Tous Les Même [Pixie and Zeki]
Feb 15, 2015 10:25:25 GMT -5
Post by Will on Feb 15, 2015 10:25:25 GMT -5
.: ZEKI WEBB :.
{district five : 69th tribute}
My head spins. So much has happened in just these past two weeks.
The Reaping is how it all started. The Reaping. It was my last one. My last one and I was free. I would never have to worry about the Games ever again if I didn't want to. But that's not how it works. I got reaped. On my last year. I guess that's somewhat good. It means I'm one of the oldest tributes in the arena. Increasing my chances. Although, this year, seemingly everybody is eighteen.
Then training. Training was incredible. I made so many friends. I made an enemy or two. My run in with Marchello was particularly special. I'm still conflicted when I think about it. When I think of how I clobbered his head with a bow, it gives me confidence. When I think of how he clobbered me with his fists, it makes me so scared that I will be helpless in the arena to come.
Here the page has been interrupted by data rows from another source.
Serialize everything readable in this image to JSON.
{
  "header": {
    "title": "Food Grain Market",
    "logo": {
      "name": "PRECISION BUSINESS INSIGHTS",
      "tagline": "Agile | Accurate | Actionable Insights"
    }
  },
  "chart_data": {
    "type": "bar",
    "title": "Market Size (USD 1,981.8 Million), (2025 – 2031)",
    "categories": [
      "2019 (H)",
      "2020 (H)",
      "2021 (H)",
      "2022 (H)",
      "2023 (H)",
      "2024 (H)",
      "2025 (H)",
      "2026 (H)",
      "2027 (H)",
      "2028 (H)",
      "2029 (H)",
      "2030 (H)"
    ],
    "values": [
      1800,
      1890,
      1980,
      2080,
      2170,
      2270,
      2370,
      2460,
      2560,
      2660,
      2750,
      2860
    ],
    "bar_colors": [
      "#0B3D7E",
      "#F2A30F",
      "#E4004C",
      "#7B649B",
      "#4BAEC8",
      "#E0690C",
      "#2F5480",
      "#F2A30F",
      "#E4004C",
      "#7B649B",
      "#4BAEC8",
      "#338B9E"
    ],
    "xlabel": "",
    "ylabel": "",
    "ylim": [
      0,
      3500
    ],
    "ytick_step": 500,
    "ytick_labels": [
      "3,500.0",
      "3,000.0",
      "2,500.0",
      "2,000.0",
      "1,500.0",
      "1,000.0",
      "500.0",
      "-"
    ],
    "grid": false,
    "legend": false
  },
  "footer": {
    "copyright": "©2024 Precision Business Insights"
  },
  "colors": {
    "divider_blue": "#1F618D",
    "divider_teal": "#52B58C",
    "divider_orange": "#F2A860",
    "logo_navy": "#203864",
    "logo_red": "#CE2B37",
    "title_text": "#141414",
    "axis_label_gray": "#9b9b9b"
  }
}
I just prefer not to think about it at all.
And then the Personal Training Sessions. I hate that. I hate it so much. They can't just give me a two. I tried hard. How dare they rank me. I breathe. I have to whenever I think about it. I have to remember that just because now there's a number on my skills, it doesn't decrease my chances of survival. It just means now there's a number to represent what someone thinks of my chances. That barely even matters at all.
And then there were the interviews. I think those went over well. I don't think I impressed anyone, but I definitely didn't make people like me less. I think it secured my place. The place in the Capitol's and my competitor's eyes. The perfect place.
Now I lie awake, in my bed, thinking through all of this. What will become of me tomorrow? Next week? Will I even make it another week? It scares me. It chills me to my innermost core. How could I possibly be sitting here, thinking and breathing with a whole life of experiences behind me. And then it could all just end. It doesn't even seem possible. It actually seems totally impossible to die. Nobody can just...die. It doesn't make sense.
I soon become too rambunctious for my bed and I get up. I pace for a while and then I stroll over to the door and slowly, carefully open it. That's another thing I'm thankful for from the Capitol. Doors that don't squeak when you open them. I walk out on my tip-toes. I finally reach the windows that take up one whole wall. I sit down on one of their sills. I look out at the Capitol.
Even in the night, everything is aglow. Maybe especially tonight, because it's the night before the Hunger Games. I can see through the many tall, spiralling buildings the city center, where they have large crowds gathered, chanting something. On the screens there are different things rolling. Famous scenes from past Hunger Games, reporters' faces, pictures and interviews of the current tributes. Why is this all so wonderful to them? Do they not understand we are actually dieing? Maybe to them this is just one super exciting and realistic reality TV show. It is classified as reality TV. Maybe they just don't believe that we're actually dieing. Right before their eyes. Or maybe they do. And it's just really entertaining to watch.
Soon my thoughts are interrupted by some unexpected company.